St David’s well is located a short distance from the village of Olygate in the townland of Ballynaslaney. The well is one of the most popular pilgrim sites in the Co Wexford. People come throughout the year to pray here with the main burst of devotions are carried out on the saints feast day the 1st of March.
St. David’s Well is a natural spring defined by a key hole shaped wall and a series of steps lead down to the well’s waters.
The stream from the well flows west into a small concrete bathhouse.
The well and church are marked as St David’s well and church on the 1st edition Ordnance survey map (1840) . The church was the medieval parish church of Ballynaslaney parish, it was located to the east of the well within a modern raised rectangular graveyard defined by scarps. All traces of the building above ground are gone but the doorway from this church is said to have been built into the church at Suanderscourt (Lewis 1837, Vol. 2, 198).
The Ordnance Survey Letters of Co Wexford tell us that by the 1840’s the well had been stopped up by the farmer who owned the land it was on. The Letter’s described the well as ‘…enclosed by a turry and its door locked’. They go on to say in the past the water was ‘sold for a cure of disease’ until around 1810 when it was stopped up by the aforementioned farmer. The Letter’s also record that the well was formerly associated with ‘a pattern day held annually in honour of the saint on the last day of March which is still a holiday in the parish’. This would mean the pattern was held on the 31st of March but it is likely this mistake on the part of the writer and 1st of March was the true date.

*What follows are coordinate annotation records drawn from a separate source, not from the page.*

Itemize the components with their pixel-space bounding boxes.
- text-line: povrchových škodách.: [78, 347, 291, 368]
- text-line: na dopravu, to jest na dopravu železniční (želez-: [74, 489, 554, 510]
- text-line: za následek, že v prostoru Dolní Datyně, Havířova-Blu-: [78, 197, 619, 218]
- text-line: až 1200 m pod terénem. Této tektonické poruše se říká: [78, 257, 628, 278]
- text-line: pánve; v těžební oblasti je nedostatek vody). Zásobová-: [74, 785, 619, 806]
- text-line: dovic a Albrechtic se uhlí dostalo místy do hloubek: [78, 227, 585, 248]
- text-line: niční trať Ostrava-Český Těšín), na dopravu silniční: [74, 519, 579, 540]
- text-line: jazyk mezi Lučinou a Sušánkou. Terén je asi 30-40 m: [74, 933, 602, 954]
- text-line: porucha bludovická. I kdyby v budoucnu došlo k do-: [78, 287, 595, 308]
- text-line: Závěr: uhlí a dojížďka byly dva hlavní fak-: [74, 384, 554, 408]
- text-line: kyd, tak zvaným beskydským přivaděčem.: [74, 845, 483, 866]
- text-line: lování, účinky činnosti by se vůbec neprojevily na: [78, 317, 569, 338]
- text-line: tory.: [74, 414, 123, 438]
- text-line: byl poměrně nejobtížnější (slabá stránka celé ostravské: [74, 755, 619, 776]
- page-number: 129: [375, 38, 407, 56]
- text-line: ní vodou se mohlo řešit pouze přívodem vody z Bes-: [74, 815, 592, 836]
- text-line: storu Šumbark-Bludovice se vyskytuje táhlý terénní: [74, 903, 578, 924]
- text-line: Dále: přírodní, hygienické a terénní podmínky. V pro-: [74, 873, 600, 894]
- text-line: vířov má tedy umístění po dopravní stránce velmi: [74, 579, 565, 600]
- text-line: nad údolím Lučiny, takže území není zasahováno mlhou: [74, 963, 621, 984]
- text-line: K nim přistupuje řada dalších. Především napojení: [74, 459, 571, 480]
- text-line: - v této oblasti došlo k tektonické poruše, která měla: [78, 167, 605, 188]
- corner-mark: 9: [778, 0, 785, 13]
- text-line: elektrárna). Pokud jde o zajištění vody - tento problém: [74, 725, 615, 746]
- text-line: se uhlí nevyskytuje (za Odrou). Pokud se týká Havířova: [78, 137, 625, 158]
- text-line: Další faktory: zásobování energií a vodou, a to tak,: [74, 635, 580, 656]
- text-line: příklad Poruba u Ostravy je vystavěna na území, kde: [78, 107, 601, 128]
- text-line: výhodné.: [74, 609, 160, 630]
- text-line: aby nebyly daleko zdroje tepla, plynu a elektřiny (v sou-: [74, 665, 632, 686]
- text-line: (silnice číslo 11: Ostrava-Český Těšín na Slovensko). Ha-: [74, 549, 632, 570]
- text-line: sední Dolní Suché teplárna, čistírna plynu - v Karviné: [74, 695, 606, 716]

At some point the well was opened again and by 1910 Grattan Flooded noted the old pilgrimage had been revived and the current wall surrounding the well was erected. The popularity of the pilgrimage is indicated by an add in the Irish Independent September 19th 1910 that noted a car service will to ferry pilgrims from Enniscorthy railway station to the well and back for a fee of 1s. 6d.
A spat of cures were recorded between 1911-1913 at the well increasing the sites popularity and fame.
The pilgrimage was again in decline by 1916 but it managed to weather the storm and devotion has continued and grown over the years. The 1st of March is by far the busiest time of the year for pilgrims in modern times. Many people still have great faith in the healing qualities of the water.
Flood, W. H. G. 1916. The History of the Diocese of Ferns. Waterford: Downey and Co.
O’Flannagan, M. 1933. Letters containing information relative to the antiquities of County of Wexford :collected during the progress of the Ordnance Survey in 1840. Typescript.